Lockheed Martin Outperforms Amid Defense Sector Reassessment

Mar 05, 2026 18:27 UTC
LMT, RTX, GD

Lockheed Martin Corp. (LMT) reports strong Q4 earnings and raises full-year guidance, reinforcing its leadership in the defense sector amid heightened global tensions. The company’s performance underscores growing confidence in long-term defense spending.
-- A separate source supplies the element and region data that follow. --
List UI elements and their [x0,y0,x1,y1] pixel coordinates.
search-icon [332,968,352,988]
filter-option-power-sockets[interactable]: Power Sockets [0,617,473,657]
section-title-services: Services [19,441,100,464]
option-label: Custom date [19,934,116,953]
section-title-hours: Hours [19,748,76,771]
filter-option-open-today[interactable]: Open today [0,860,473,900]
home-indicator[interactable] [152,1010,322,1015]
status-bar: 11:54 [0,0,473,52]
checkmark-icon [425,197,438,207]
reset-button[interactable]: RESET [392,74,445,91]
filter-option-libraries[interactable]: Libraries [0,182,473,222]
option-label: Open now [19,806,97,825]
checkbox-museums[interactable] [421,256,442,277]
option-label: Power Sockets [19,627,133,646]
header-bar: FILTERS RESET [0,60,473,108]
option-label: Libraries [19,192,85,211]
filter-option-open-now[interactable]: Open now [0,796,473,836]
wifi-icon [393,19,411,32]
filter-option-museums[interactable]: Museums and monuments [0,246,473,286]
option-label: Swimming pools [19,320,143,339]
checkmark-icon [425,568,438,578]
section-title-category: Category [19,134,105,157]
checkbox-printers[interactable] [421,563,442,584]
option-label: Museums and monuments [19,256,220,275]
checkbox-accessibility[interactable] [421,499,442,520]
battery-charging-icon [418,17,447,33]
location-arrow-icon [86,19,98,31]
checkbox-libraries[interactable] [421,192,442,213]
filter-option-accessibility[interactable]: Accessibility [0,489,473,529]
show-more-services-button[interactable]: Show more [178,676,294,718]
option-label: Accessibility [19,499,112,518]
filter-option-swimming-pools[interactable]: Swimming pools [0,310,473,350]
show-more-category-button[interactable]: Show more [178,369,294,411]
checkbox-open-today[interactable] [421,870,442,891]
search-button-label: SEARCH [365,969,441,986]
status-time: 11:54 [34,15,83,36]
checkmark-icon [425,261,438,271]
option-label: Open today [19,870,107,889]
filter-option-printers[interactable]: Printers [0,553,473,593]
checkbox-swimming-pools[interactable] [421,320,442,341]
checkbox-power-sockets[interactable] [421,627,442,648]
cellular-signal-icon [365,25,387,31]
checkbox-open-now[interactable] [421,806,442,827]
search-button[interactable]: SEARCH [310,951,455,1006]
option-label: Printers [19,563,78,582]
  • LMT’s Q4 2025 adjusted EPS of $8.15 exceeded expectations by $0.32
  • Revenue reached $18.9 billion, up 14% YoY
  • Backlog increased to $214 billion, a 6% rise from Q3 2025
  • Adjusted operating margin expanded to 12.7%
  • Company announced $2 billion share buyback and 15% dividend hike
  • RTX and GD also reported growth, but LMT led in margin performance

Lockheed Martin Corp. (LMT) delivered adjusted earnings per share of $8.15 for Q4 2025, surpassing analyst expectations by $0.32 and marking a 14% year-over-year increase. Revenue reached $18.9 billion, driven by robust demand for F-35 fighter jets, missile defense systems, and space-based surveillance platforms. The company also announced a 15% increase in its annual dividend and a $2 billion share buyback authorization. The results come amid sustained fiscal support for defense programs across the U.S. and allied nations, with the Department of Defense allocating $886 billion for fiscal year 2026—$48 billion more than in the previous year. Lockheed’s backlog now stands at $214 billion, up 6% from Q3 2025, reflecting strong contract wins in hypersonics and next-generation air dominance platforms. Competitors Raytheon Technologies (RTX) and General Dynamics (GD) also reported positive momentum, with RTX posting a 9% revenue gain and GD’s defense segment achieving 12% organic growth. However, LMT’s margin expansion—adjusted operating margin rose to 12.7%—distinguishes it as a leader in execution efficiency and scale. Financial markets reacted positively, with LMT shares rising 3.2% in after-hours trading. Defense sector ETFs, including the Defense Sector ETF (LDAX), gained 2.1% over the following two days. Investors are now reassessing exposure to aerospace and defense equities, particularly those with diversified platforms and international partnerships.

The information presented is derived from publicly available financial disclosures and market data, and does not reference specific third-party analysis or data providers.